The majority of moles need no treatment except observation. Your healthcare provider will only perform a biopsy if he or she suspects that there may be a cancer. Moles may also be removed if they are in an area of your body where they are causing problems. For example a mole on the face may repeatedly bleed during shaving or a mole in the groin area may be prone to friction from clothes. Removal of a mole requires a small surgical procedure done in the doctor’s office. Over the years, many different techniques have been developed to remove moles and the type of technique depends on where the mole is located on the body, the size and doctor experience.

Are there any home remedies to conceal moles?
Some people may become self-conscious about their moles. In such cases, one may use makeup or concealers to hide the mole. There are many types of concealing creams on the market and one may have to try a few to decide which is the best agent.

Hair on moles may also reflect poor cosmesis. In such cases, the hair may be plucked with tweezers, removed with a depilatory agent or a laser. Anytime you irritate a mole, you have to observe it to ensure it does not change into something more sinister or becomes infected.

Can I prevent moles?

There is no way of preventing moles because most are acquired at or after birth. However, one must observe the mole to ensure that it does not turn into a melanoma. Become familiar with your mole and regularly examine it for changes.
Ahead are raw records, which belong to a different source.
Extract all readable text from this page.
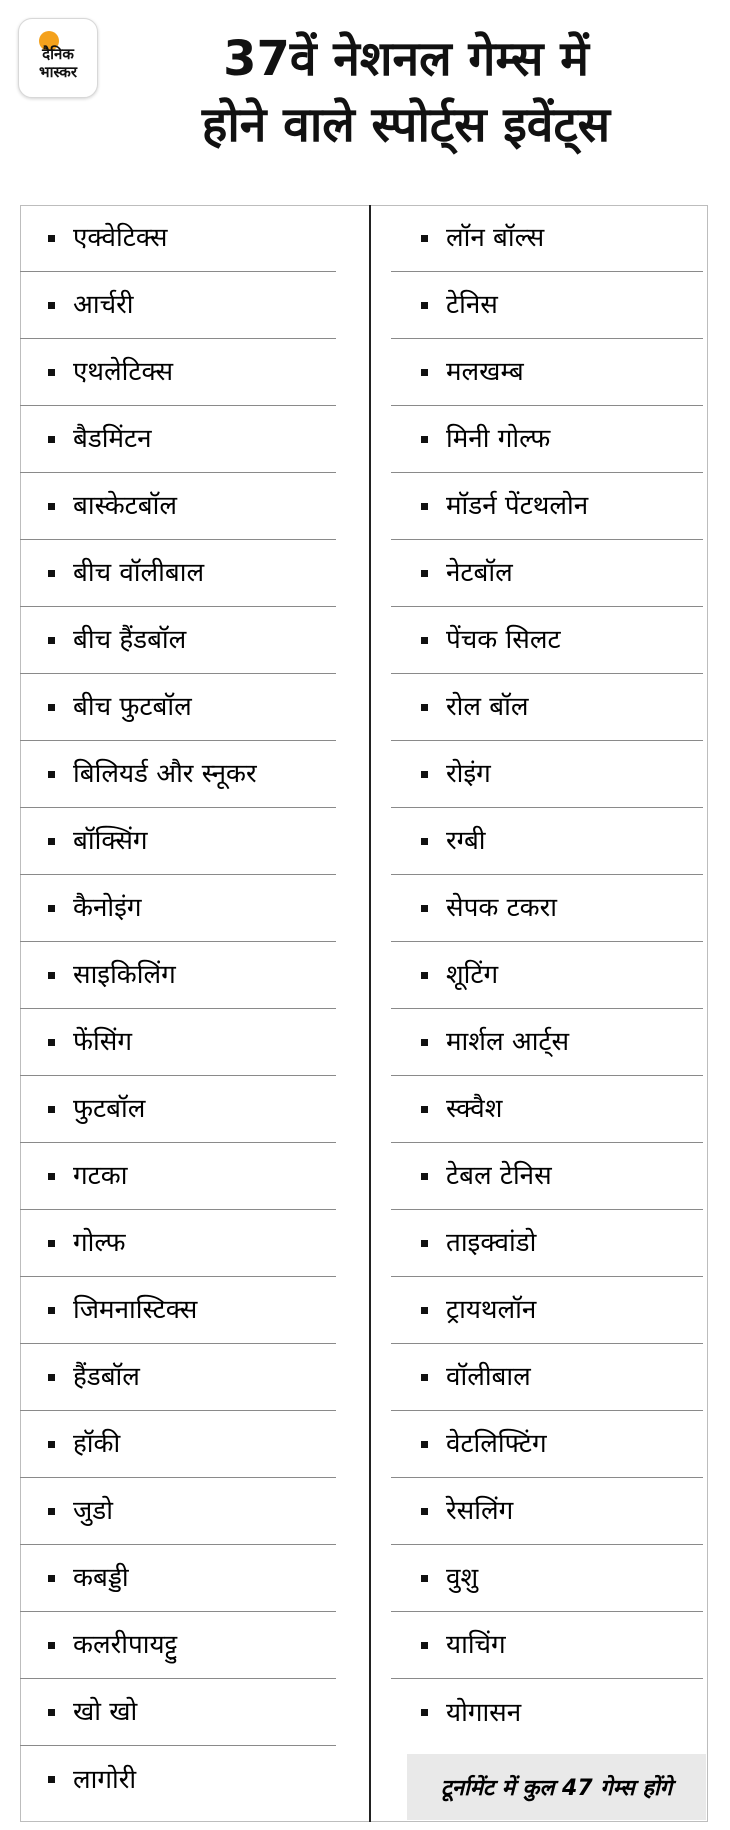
दैनिक
भास्कर	37वें नेशनल गेम्स में
होने वाले स्पोर्ट्स इवेंट्स
एक्वेटिक्स
आर्चरी
एथलेटिक्स
बैडमिंटन
बास्केटबॉल
बीच वॉलीबाल
बीच हैंडबॉल
बीच फुटबॉल
बिलियर्ड और स्नूकर
बॉक्सिंग
कैनोइंग
साइकिलिंग
फेंसिंग
फुटबॉल
गटका
गोल्फ
जिमनास्टिक्स
हैंडबॉल
हॉकी
जुडो
कबड्डी
कलरीपायट्टु
खो खो
लागोरी
लॉन बॉल्स
टेनिस
मलखम्ब
मिनी गोल्फ
मॉडर्न पेंटथलोन
नेटबॉल
पेंचक सिलट
रोल बॉल
रोइंग
रग्बी
सेपक टकरा
शूटिंग
मार्शल आर्ट्स
स्क्वैश
टेबल टेनिस
ताइक्वांडो
ट्रायथलॉन
वॉलीबाल
वेटलिफ्टिंग
रेसलिंग
वुशु
याचिंग
योगासन
टूर्नामेंट में कुल 47 गेम्स होंगे
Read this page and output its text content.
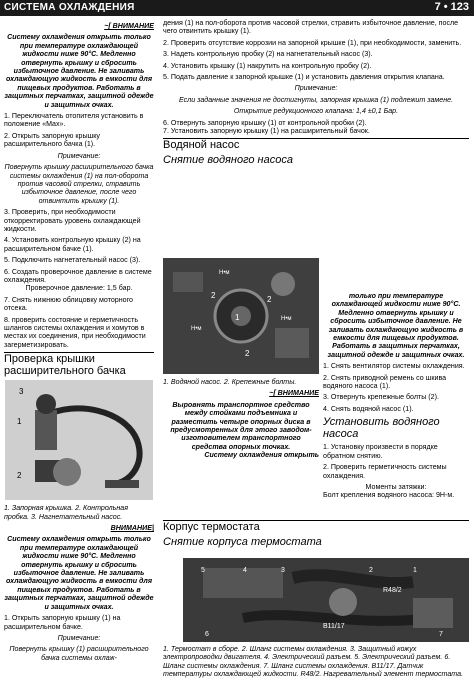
СИСТЕМА ОХЛАЖДЕНИЯ	7 • 123

~[ ВНИМАНИЕ

Систему охлаждения открыть только при температуре охлаждающей жидкости ниже 90°С. Медленно отвернуть крышку и сбросить избыточное давление. Не заливать охлаждающую жидкость в емкости для пищевых продуктов. Работать в защитных перчатках, защитной одежде и защитных очках.

1. Переключатель отопителя установить в положение «Max».

2. Открыть запорную крышку расширительного бачка (1).

Примечание:

Повернуть крышку расширительного бачка системы охлаждения (1) на пол-оборота против часовой стрелки, стравить избыточное давление, после чего отвинтить крышку (1).

3. Проверить, при необходимости откорректировать уровень охлаждающей жидкости.

4. Установить контрольную крышку (2) на расширительном бачке (1).

5. Подключить нагнетательный насос (3).

6. Создать проверочное давление в системе охлаждения.

Проверочное давление: 1,5 бар.

7. Снять нижнюю облицовку моторного отсека.

8. проверить состояние и герметичность шлангов системы охлаждения и хомутов в местах их соединения, при необходимости загерметизировать.

Проверка крышки расширительного бачка

1. Запорная крышка. 2. Контрольная пробка. 3. Нагнетательный насос.

ВНИМАНИЕ|

Систему охлаждения открыть только при температуре охлаждающей жидкости ниже 90°С. Медленно отвернуть крышку и сбросить избыточное давление. Не заливать охлаждающую жидкость в емкости для пищевых продуктов. Работать в защитных перчатках, защитной одежде и защитных очках.

1. Открыть запорную крышку (1) на расширительном бачке.

Примечание:

Повернуть крышку (1) расширительного бачка системы охлаж-

3
1
2

дения (1) на пол-оборота против часовой стрелки, стравить избыточное давление, после чего отвинтить крышку (1).

2. Проверить отсутствие коррозии на запорной крышке (1), при необходимости, заменить.

3. Надеть контрольную пробку (2) на нагнетательный насос (3).

4. Установить крышку (1) накрутить на контрольную пробку (2).

5. Подать давление к запорной крышке (1) и установить давления открытия клапана.

Примечание:

Если заданные значения не достигнуты, запорная крышка (1) подлежит замене.

Открытие редукционного клапана: 1,4 ±0,1 Бар.

6. Отвернуть запорную крышку (1) от контрольной пробки (2).

7. Установить запорную крышку (1) на расширительный бачок.

Водяной насос

Снятие водяного насоса

1
2	2
2
Н•м
Н•м
Н•м

1. Водяной насос. 2. Крепежные болты.

~[ ВНИМАНИЕ

Выровнять транспортное средство между стойками подъемника и разместить четыре опорных диска в предусмотренных для этого заводом-изготовителем транспортного средства опорных точках.

Систему охлаждения открыть

только при температуре охлаждающей жидкости ниже 90°С. Медленно отвернуть крышку и сбросить избыточное давление. Не заливать охлаждающую жидкость в емкости для пищевых продуктов. Работать в защитных перчатках, защитной одежде и защитных очках.

1. Снять вентилятор системы охлаждения.

2. Снять приводной ремень со шкива водяного насоса (1).

3. Отвернуть крепежные болты (2).

4. Снять водяной насос (1).

Установить водяного насоса

1. Установку произвести в порядке обратном снятию.

2. Проверить герметичность системы охлаждения.

Моменты затяжки:

Болт крепления водяного насоса: 9Н-м.

Корпус термостата

Снятие корпуса термостата

5	4	3	2	1
6	7
R48/2
B11/17

1. Термостат в сборе. 2. Шланг системы охлаждения. 3. Защитный кожух электропроводки двигателя. 4. Электрический разъем. 5. Электрический разъем. 6. Шланг системы охлаждения. 7. Шланг системы охлаждения. B11/17. Датчик температуры охлаждающей жидкости. R48/2. Нагревательный элемент термостата.
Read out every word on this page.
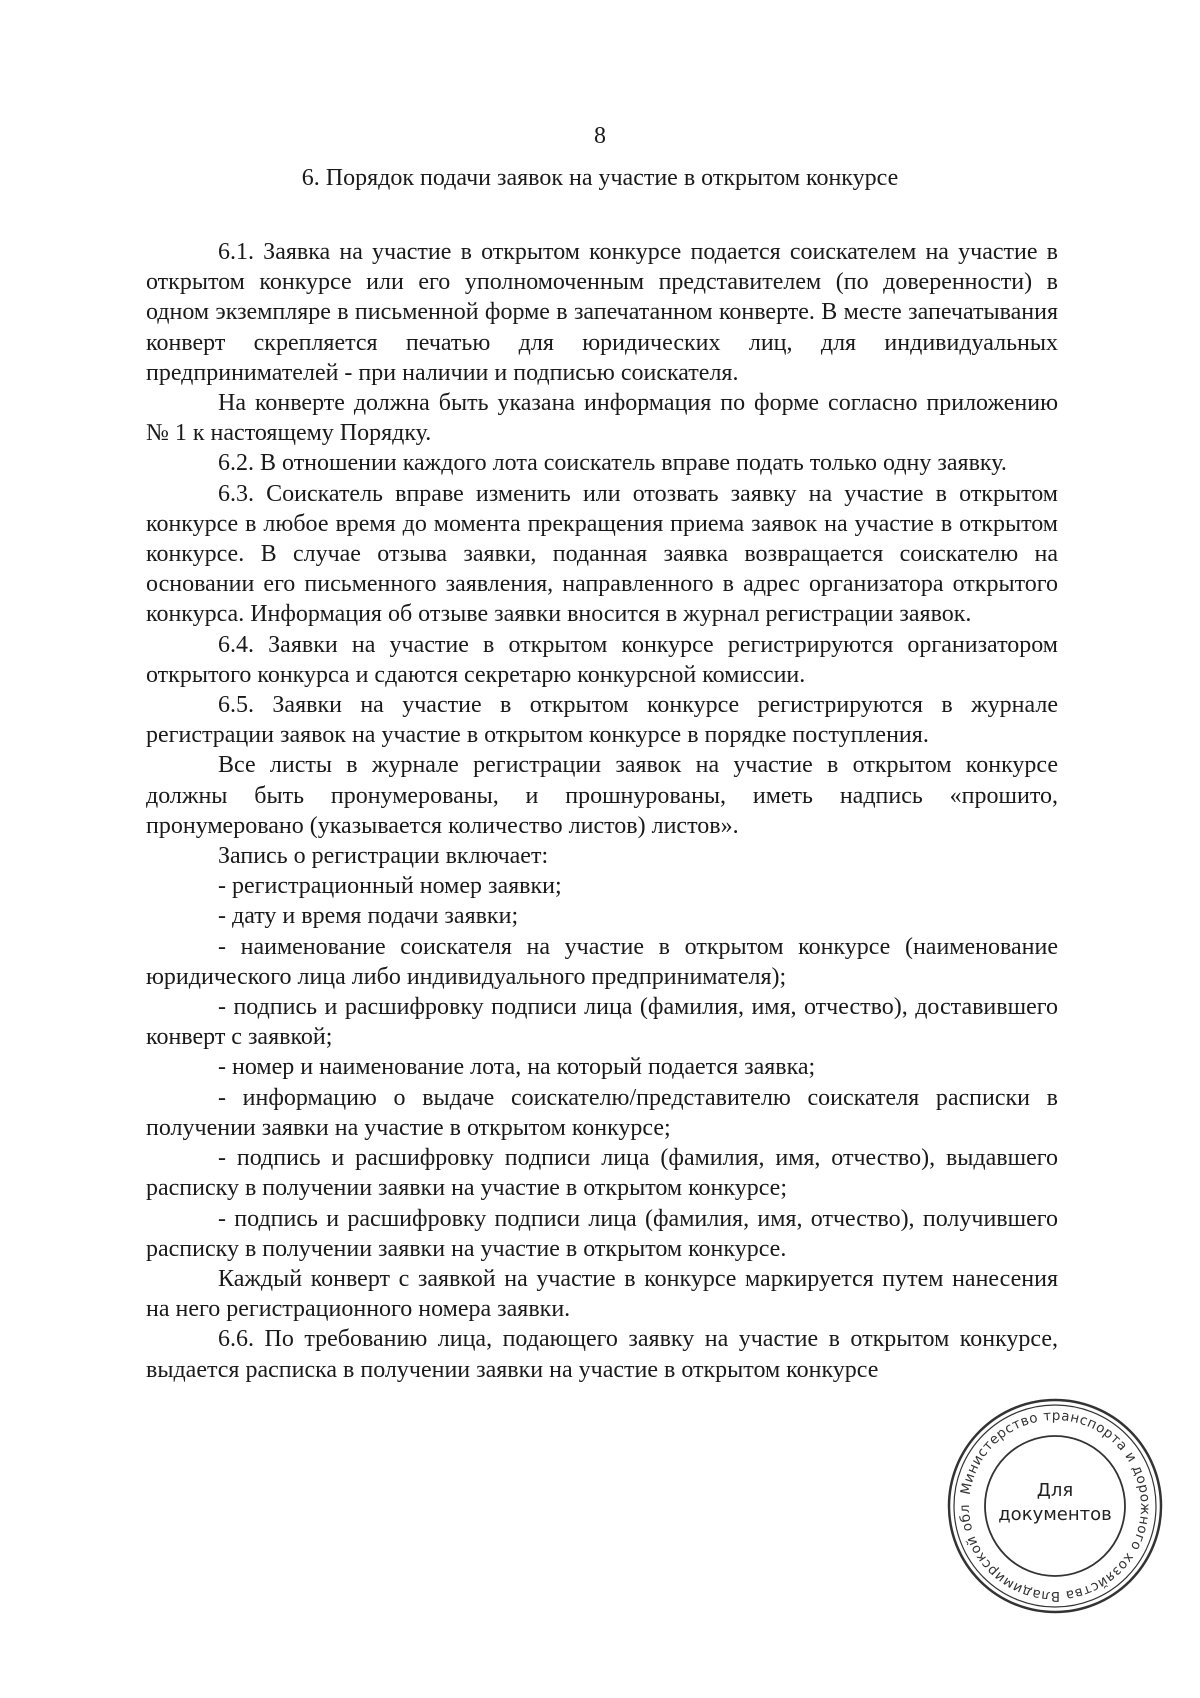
8
6. Порядок подачи заявок на участие в открытом конкурсе

6.1. Заявка на участие в открытом конкурсе подается соискателем на участие в открытом конкурсе или его уполномоченным представителем (по доверенности) в одном экземпляре в письменной форме в запечатанном конверте. В месте запечатывания конверт скрепляется печатью для юридических лиц, для индивидуальных предпринимателей - при наличии и подписью соискателя.

На конверте должна быть указана информация по форме согласно приложению № 1 к настоящему Порядку.

6.2. В отношении каждого лота соискатель вправе подать только одну заявку.

6.3. Соискатель вправе изменить или отозвать заявку на участие в открытом конкурсе в любое время до момента прекращения приема заявок на участие в открытом конкурсе. В случае отзыва заявки, поданная заявка возвращается соискателю на основании его письменного заявления, направленного в адрес организатора открытого конкурса. Информация об отзыве заявки вносится в журнал регистрации заявок.

6.4. Заявки на участие в открытом конкурсе регистрируются организатором открытого конкурса и сдаются секретарю конкурсной комиссии.

6.5. Заявки на участие в открытом конкурсе регистрируются в журнале регистрации заявок на участие в открытом конкурсе в порядке поступления.

Все листы в журнале регистрации заявок на участие в открытом конкурсе должны быть пронумерованы, и прошнурованы, иметь надпись «прошито, пронумеровано (указывается количество листов) листов».

Запись о регистрации включает:

- регистрационный номер заявки;

- дату и время подачи заявки;

- наименование соискателя на участие в открытом конкурсе (наименование юридического лица либо индивидуального предпринимателя);

- подпись и расшифровку подписи лица (фамилия, имя, отчество), доставившего конверт с заявкой;

- номер и наименование лота, на который подается заявка;

- информацию о выдаче соискателю/представителю соискателя расписки в получении заявки на участие в открытом конкурсе;

- подпись и расшифровку подписи лица (фамилия, имя, отчество), выдавшего расписку в получении заявки на участие в открытом конкурсе;

- подпись и расшифровку подписи лица (фамилия, имя, отчество), получившего расписку в получении заявки на участие в открытом конкурсе.

Каждый конверт с заявкой на участие в конкурсе маркируется путем нанесения на него регистрационного номера заявки.

6.6. По требованию лица, подающего заявку на участие в открытом конкурсе, выдается расписка в получении заявки на участие в открытом конкурсе

Министерство транспорта и дорожного хозяйства Владимирской обл
Для
документов
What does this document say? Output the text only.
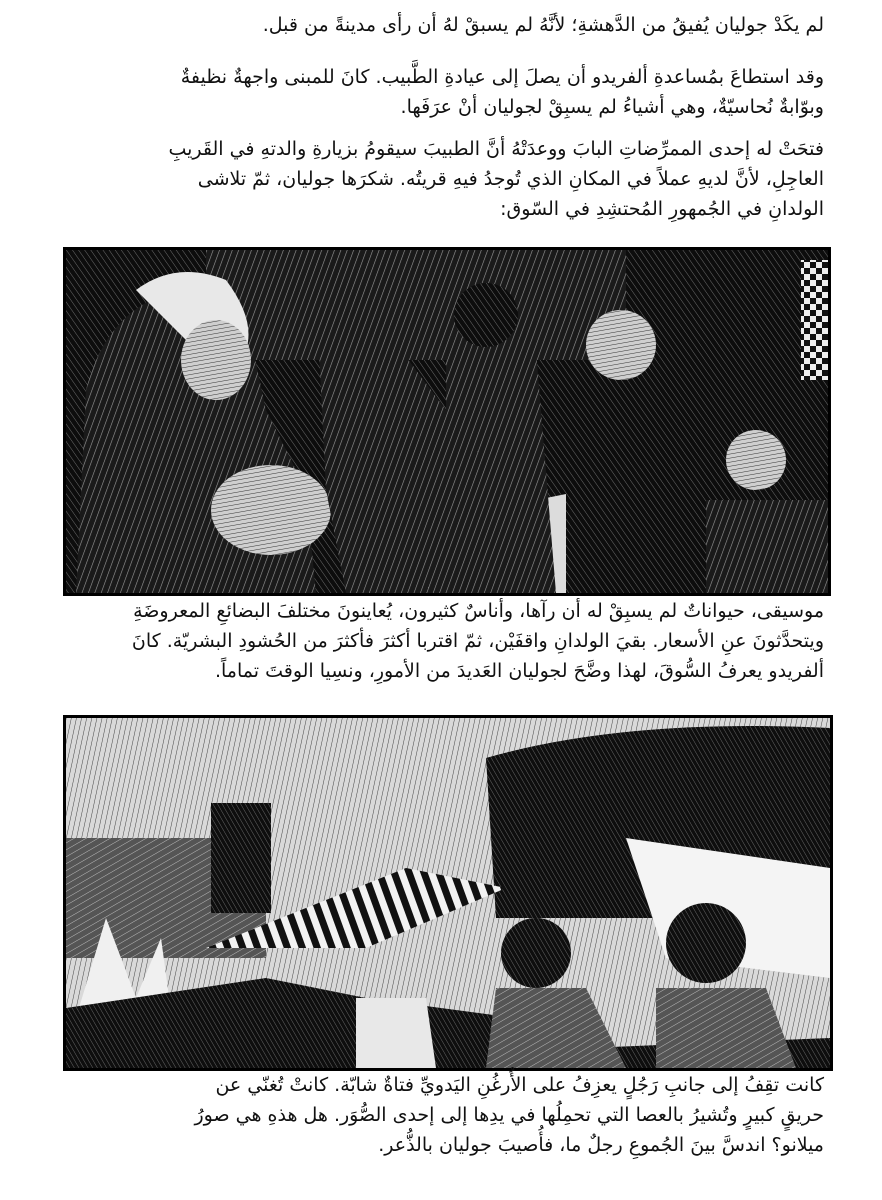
لم يكَدْ جوليان يُفيقُ من الدَّهشةِ؛ لأنَّهُ لم يسبقْ لهُ أن رأى مدينةً من قبل.

وقد استطاعَ بمُساعدةِ ألفريدو أن يصلَ إلى عيادةِ الطَّبيب. كانَ للمبنى واجهةٌ نظيفةٌ
وبوّابةٌ نُحاسيّةٌ، وهي أشياءُ لم يسبِقْ لجوليان أنْ عرَفَها.

فتحَتْ له إحدى الممرِّضاتِ البابَ ووعدَتْهُ أنَّ الطبيبَ سيقومُ بزيارةِ والدتهِ في القَريبِ
العاجِلِ، لأنَّ لديهِ عملاً في المكانِ الذي تُوجدُ فيهِ قريتُه. شكرَها جوليان، ثمّ تلاشى
الولدانِ في الجُمهورِ المُحتشِدِ في السّوق:

موسيقى، حيواناتٌ لم يسبِقْ له أن رآها، وأناسٌ كثيرون، يُعاينونَ مختلفَ البضائعِ المعروضَةِ
ويتحدَّثونَ عنِ الأسعار. بقيَ الولدانِ واقفَيْن، ثمّ اقتربا أكثرَ فأكثرَ من الحُشودِ البشريّة. كانَ
ألفريدو يعرفُ السُّوقَ، لهذا وضَّحَ لجوليان العَديدَ من الأمورِ، ونسِيا الوقتَ تماماً.

كانت تقِفُ إلى جانبِ رَجُلٍ يعزِفُ على الأُرغُنِ اليَدويِّ فتاةٌ شابّة. كانتْ تُغنّي عن
حريقٍ كبيرٍ وتُشيرُ بالعصا التي تحمِلُها في يدِها إلى إحدى الصُّوَر. هل هذهِ هي صورُ
ميلانو؟ اندسَّ بينَ الجُموعِ رجلٌ ما، فأُصيبَ جوليان بالذُّعر.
Take a picture so that you can compare it later on. Use a mirror to look at your back and closely examine the web spaces between your fingers and toes. If you have numerous moles (> 30), see a skin doctor once every 12-24 months to have a thorough check up.

How can I protect my skin/moles?

There are several things you can do to protect the moles and your skin.

  • Avoid prolonged exposure to the sun, especially from 11 am to 3 pm. If you go out, use a sunscreen with a high SPF. Apply the sunscreen at least 30 minutes before you venture outside.
  • When going out, wear long sleeved garments and a hat to cover your arms and face.
  • Avoid tanning salons as the UV rays emitted can significantly increase the risk of developing cancer.